To address these queries, we analyzed the growth behaviour in strictly controlled conditions and analysed the global proteome and transcriptome pools of these closely related E. coli sub-strains W3110 and MG1655. We applied the conventional 2-dimensional polyacrylamide gel electrophoresis for global proteomic profiling which is still the major method for global proteome analysis. Global changes in the gene expression levels were analysed using microarrays, thus providing quantitative information about the gene expression levels. Being the most extensively studied model organism, E. coli is frequently used in molecular evolutionary studies. A few potential reasons for this are: its capacity to propagate and reproduce quickly, facilitating the evolution experiments for many generations in a short time span, and capability to store the evolved and ancestor strains, allowing for direct comparison between them. As a result, several studies have used gene expression and proteome profiling methods to study molecular evolution, but these studies were confined to a single type of evolution process and were focused on a single molecular aspect that characterizes a cell (transcript or protein abundance). Metabolome profiling has been frequently applied for obtaining quantitative information on metabolites for studies on mutational or environmental effects, but not in an evolutionary context. In our study, we depicted a complete picture of molecular evolution processes in the laboratory among the two strains MG1655 and DH10B under three different evolutionary conditions in all three functional levels of the cell (transcriptome, proteome and metabolome). These data sets obtained from the three functional levels would be of vital importance for viewing a global picture of the experimental sample in question. To eliminate the possibility of the strain-dependent phenomenon of evolution and to examine the parallelism of the laboratory evolution processes, we examined all the evolutionary processes in two strains. The major questions that arose during our study were:
- What are the transcriptome, proteome and metabolome changes occurring during the excess-nutrient adaptive evolution process?

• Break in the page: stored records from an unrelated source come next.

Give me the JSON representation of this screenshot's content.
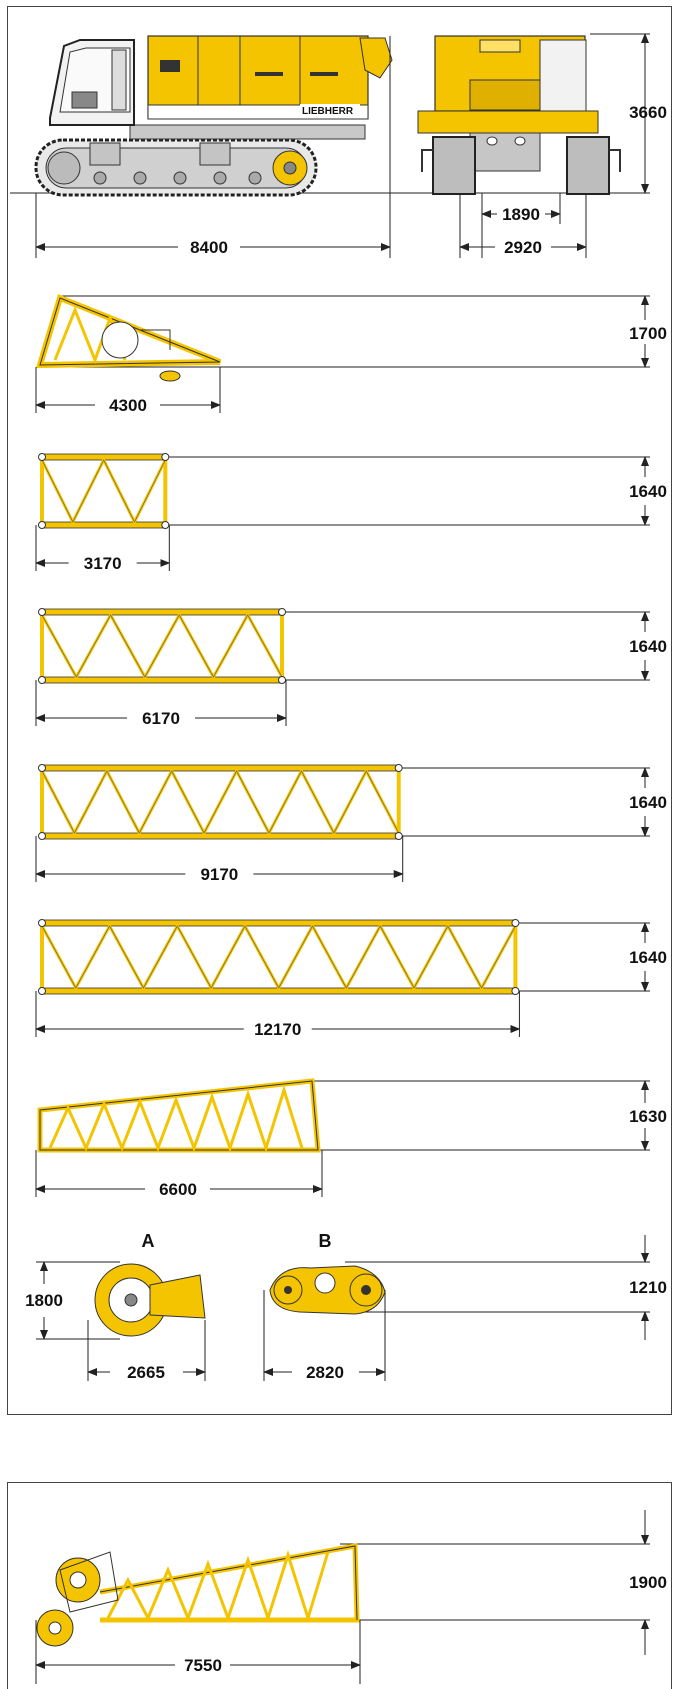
{
  "colors": {
    "steel": "#f5c400",
    "steel_dark": "#b38f00",
    "outline": "#2a2a2a",
    "grey": "#cfcfcf",
    "dim_line": "#222222"
  },
  "brand_logo_text": "LIEBHERR",
  "base_machine": {
    "length": "8400",
    "height": "3660",
    "track_gauge_inner": "1890",
    "track_width_outer": "2920"
  },
  "boom_foot": {
    "length": "4300",
    "height": "1700"
  },
  "intermediate_sections": [
    {
      "length": "3170",
      "height": "1640"
    },
    {
      "length": "6170",
      "height": "1640"
    },
    {
      "length": "9170",
      "height": "1640"
    },
    {
      "length": "12170",
      "height": "1640"
    }
  ],
  "boom_head": {
    "length": "6600",
    "height": "1630"
  },
  "part_a": {
    "label": "A",
    "height": "1800",
    "length": "2665"
  },
  "part_b": {
    "label": "B",
    "height": "1210",
    "length": "2820"
  },
  "jib_foot": {
    "length": "7550",
    "height": "1900"
  }
}
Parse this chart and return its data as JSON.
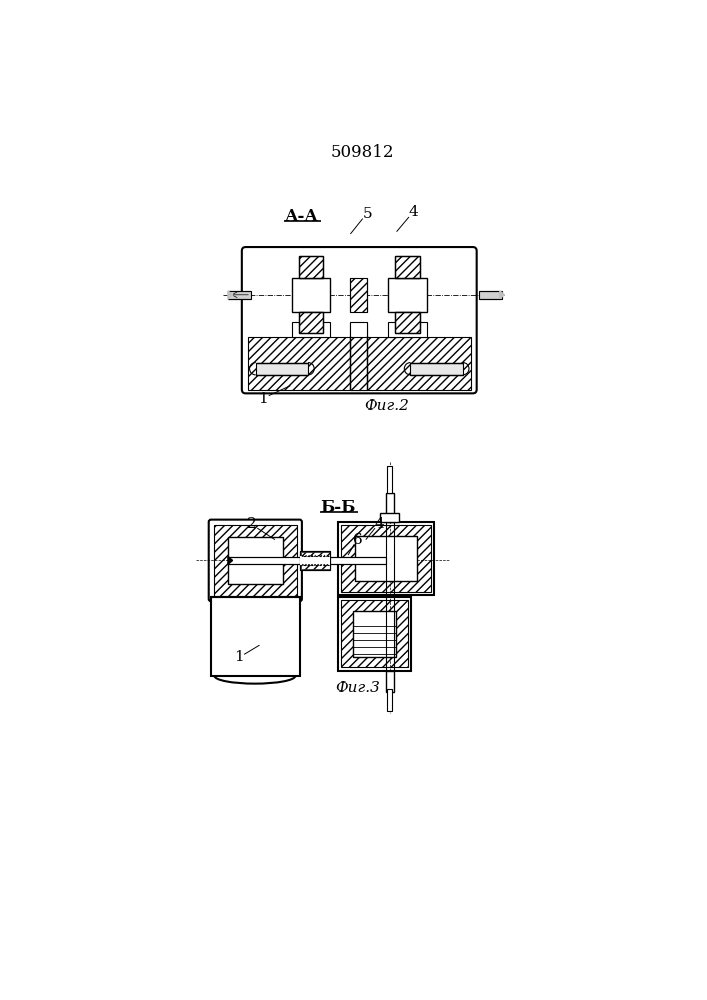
{
  "patent_number": "509812",
  "fig2_caption": "Фиг.2",
  "fig3_caption": "Фиг.3",
  "fig2_label": "А-А",
  "fig3_label": "Б-Б",
  "fig_width": 7.07,
  "fig_height": 10.0
}
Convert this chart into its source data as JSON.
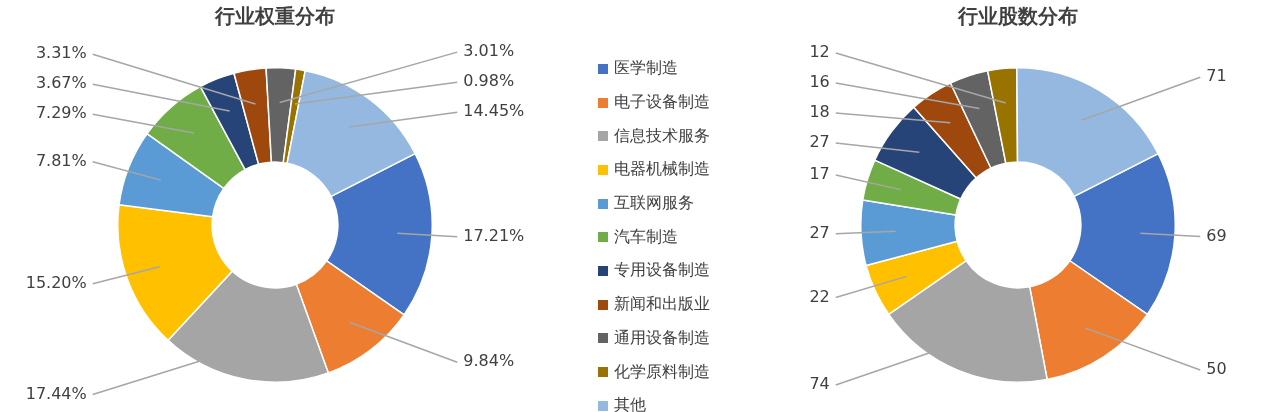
{
  "chart_data": [
    {
      "type": "donut",
      "title": "行业权重分布",
      "categories": [
        "医学制造",
        "电子设备制造",
        "信息技术服务",
        "电器机械制造",
        "互联网服务",
        "汽车制造",
        "专用设备制造",
        "新闻和出版业",
        "通用设备制造",
        "化学原料制造",
        "其他"
      ],
      "values": [
        17.21,
        9.84,
        17.44,
        15.2,
        7.81,
        7.29,
        3.67,
        3.31,
        3.01,
        0.98,
        14.45
      ],
      "value_labels": [
        "17.21%",
        "9.84%",
        "17.44%",
        "15.20%",
        "7.81%",
        "7.29%",
        "3.67%",
        "3.31%",
        "3.01%",
        "0.98%",
        "14.45%"
      ],
      "colors": [
        "#4472c4",
        "#ed7d31",
        "#a5a5a5",
        "#ffc000",
        "#5b9bd5",
        "#70ad47",
        "#264478",
        "#9e480e",
        "#636363",
        "#997300",
        "#95b8e0"
      ],
      "legend": "right"
    },
    {
      "type": "donut",
      "title": "行业股数分布",
      "categories": [
        null,
        null,
        null,
        null,
        null,
        null,
        null,
        null,
        null,
        null,
        null
      ],
      "values": [
        69,
        50,
        74,
        22,
        27,
        17,
        27,
        18,
        16,
        12,
        71
      ],
      "data_labels": true,
      "colors": [
        "#4472c4",
        "#ed7d31",
        "#a5a5a5",
        "#ffc000",
        "#5b9bd5",
        "#70ad47",
        "#264478",
        "#9e480e",
        "#636363",
        "#997300",
        "#95b8e0"
      ]
    }
  ]
}
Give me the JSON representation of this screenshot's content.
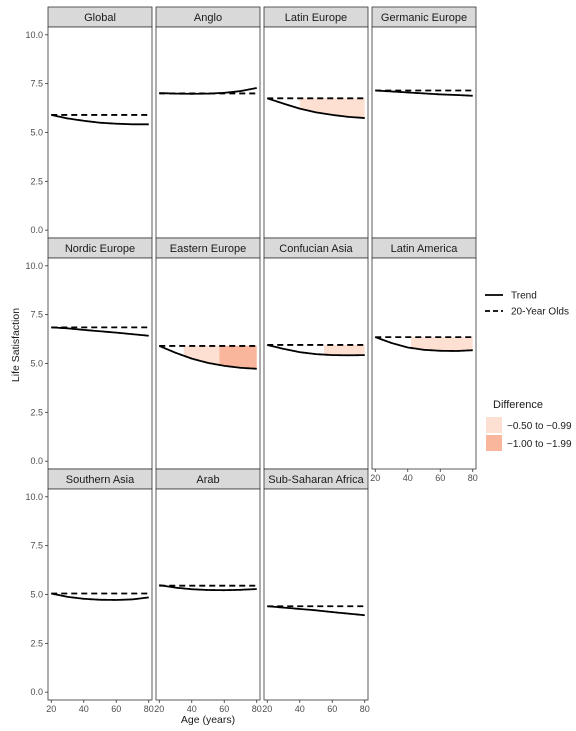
{
  "chart_data": {
    "type": "line",
    "xlabel": "Age (years)",
    "ylabel": "Life Satisfaction",
    "xlim": [
      18,
      82
    ],
    "ylim": [
      -0.4,
      10.4
    ],
    "x_ticks": [
      20,
      40,
      60,
      80
    ],
    "y_ticks": [
      0.0,
      2.5,
      5.0,
      7.5,
      10.0
    ],
    "y_tick_labels": [
      "0.0",
      "2.5",
      "5.0",
      "7.5",
      "10.0"
    ],
    "grid": false,
    "legend": {
      "placement": "right",
      "lines": [
        {
          "name": "Trend",
          "style": "solid"
        },
        {
          "name": "20-Year Olds",
          "style": "dashed"
        }
      ],
      "fill_title": "Difference",
      "fills": [
        {
          "name": "−0.50 to −0.99",
          "color": "#fde0d2"
        },
        {
          "name": "−1.00 to −1.99",
          "color": "#f9b69c"
        }
      ]
    },
    "panels": [
      {
        "title": "Global",
        "baseline": 5.9,
        "trend": [
          [
            20,
            5.9
          ],
          [
            30,
            5.72
          ],
          [
            40,
            5.6
          ],
          [
            50,
            5.5
          ],
          [
            60,
            5.45
          ],
          [
            70,
            5.42
          ],
          [
            80,
            5.42
          ]
        ],
        "shading": []
      },
      {
        "title": "Anglo",
        "baseline": 7.0,
        "trend": [
          [
            20,
            7.02
          ],
          [
            30,
            6.99
          ],
          [
            40,
            6.98
          ],
          [
            50,
            6.99
          ],
          [
            60,
            7.03
          ],
          [
            70,
            7.12
          ],
          [
            80,
            7.28
          ]
        ],
        "shading": []
      },
      {
        "title": "Latin Europe",
        "baseline": 6.75,
        "trend": [
          [
            20,
            6.75
          ],
          [
            30,
            6.48
          ],
          [
            40,
            6.22
          ],
          [
            50,
            6.03
          ],
          [
            60,
            5.9
          ],
          [
            70,
            5.8
          ],
          [
            80,
            5.74
          ]
        ],
        "shading": [
          {
            "from": 40,
            "to": 80,
            "level": 0
          }
        ]
      },
      {
        "title": "Germanic Europe",
        "baseline": 7.15,
        "trend": [
          [
            20,
            7.15
          ],
          [
            30,
            7.1
          ],
          [
            40,
            7.05
          ],
          [
            50,
            7.0
          ],
          [
            60,
            6.95
          ],
          [
            70,
            6.92
          ],
          [
            80,
            6.88
          ]
        ],
        "shading": []
      },
      {
        "title": "Nordic Europe",
        "baseline": 6.85,
        "trend": [
          [
            20,
            6.85
          ],
          [
            30,
            6.8
          ],
          [
            40,
            6.72
          ],
          [
            50,
            6.65
          ],
          [
            60,
            6.58
          ],
          [
            70,
            6.5
          ],
          [
            80,
            6.42
          ]
        ],
        "shading": []
      },
      {
        "title": "Eastern Europe",
        "baseline": 5.9,
        "trend": [
          [
            20,
            5.9
          ],
          [
            30,
            5.55
          ],
          [
            40,
            5.25
          ],
          [
            50,
            5.03
          ],
          [
            60,
            4.88
          ],
          [
            70,
            4.78
          ],
          [
            80,
            4.73
          ]
        ],
        "shading": [
          {
            "from": 35,
            "to": 57,
            "level": 0
          },
          {
            "from": 57,
            "to": 80,
            "level": 1
          }
        ]
      },
      {
        "title": "Confucian Asia",
        "baseline": 5.95,
        "trend": [
          [
            20,
            5.95
          ],
          [
            30,
            5.75
          ],
          [
            40,
            5.58
          ],
          [
            50,
            5.48
          ],
          [
            60,
            5.43
          ],
          [
            70,
            5.42
          ],
          [
            80,
            5.43
          ]
        ],
        "shading": [
          {
            "from": 55,
            "to": 80,
            "level": 0
          }
        ]
      },
      {
        "title": "Latin America",
        "baseline": 6.35,
        "trend": [
          [
            20,
            6.35
          ],
          [
            30,
            6.05
          ],
          [
            40,
            5.82
          ],
          [
            50,
            5.7
          ],
          [
            60,
            5.65
          ],
          [
            70,
            5.64
          ],
          [
            80,
            5.68
          ]
        ],
        "shading": [
          {
            "from": 42,
            "to": 80,
            "level": 0
          }
        ]
      },
      {
        "title": "Southern Asia",
        "baseline": 5.05,
        "trend": [
          [
            20,
            5.05
          ],
          [
            30,
            4.88
          ],
          [
            40,
            4.78
          ],
          [
            50,
            4.73
          ],
          [
            60,
            4.72
          ],
          [
            70,
            4.75
          ],
          [
            80,
            4.85
          ]
        ],
        "shading": []
      },
      {
        "title": "Arab",
        "baseline": 5.45,
        "trend": [
          [
            20,
            5.48
          ],
          [
            30,
            5.35
          ],
          [
            40,
            5.27
          ],
          [
            50,
            5.23
          ],
          [
            60,
            5.22
          ],
          [
            70,
            5.24
          ],
          [
            80,
            5.28
          ]
        ],
        "shading": []
      },
      {
        "title": "Sub-Saharan Africa",
        "baseline": 4.4,
        "trend": [
          [
            20,
            4.4
          ],
          [
            30,
            4.33
          ],
          [
            40,
            4.26
          ],
          [
            50,
            4.19
          ],
          [
            60,
            4.1
          ],
          [
            70,
            4.02
          ],
          [
            80,
            3.94
          ]
        ],
        "shading": []
      }
    ]
  }
}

- Which genes, proteins and metabolites are vitally involved in the prolonged stationary phase evolution process?
- What are the transcript, protein and metabolite changes occurring due to the pleiotropic effects due to environmental shift?
- To what extent are the changes occurring during these evolutionary processes seen in both strains?
- Among both the strains, is the path of evolution similar in these evolutionary processes (parallelism)?
By global protein profiling technologies and integrating the multidimensional datasets generated, we aimed to find vital genes, proteins and metabolites involved in the evolutionary processes in three conditions in two E. coli K-12 strains. These generated datasets from all the three functional levels would be an initial resource for the systems biology of microbial evolution.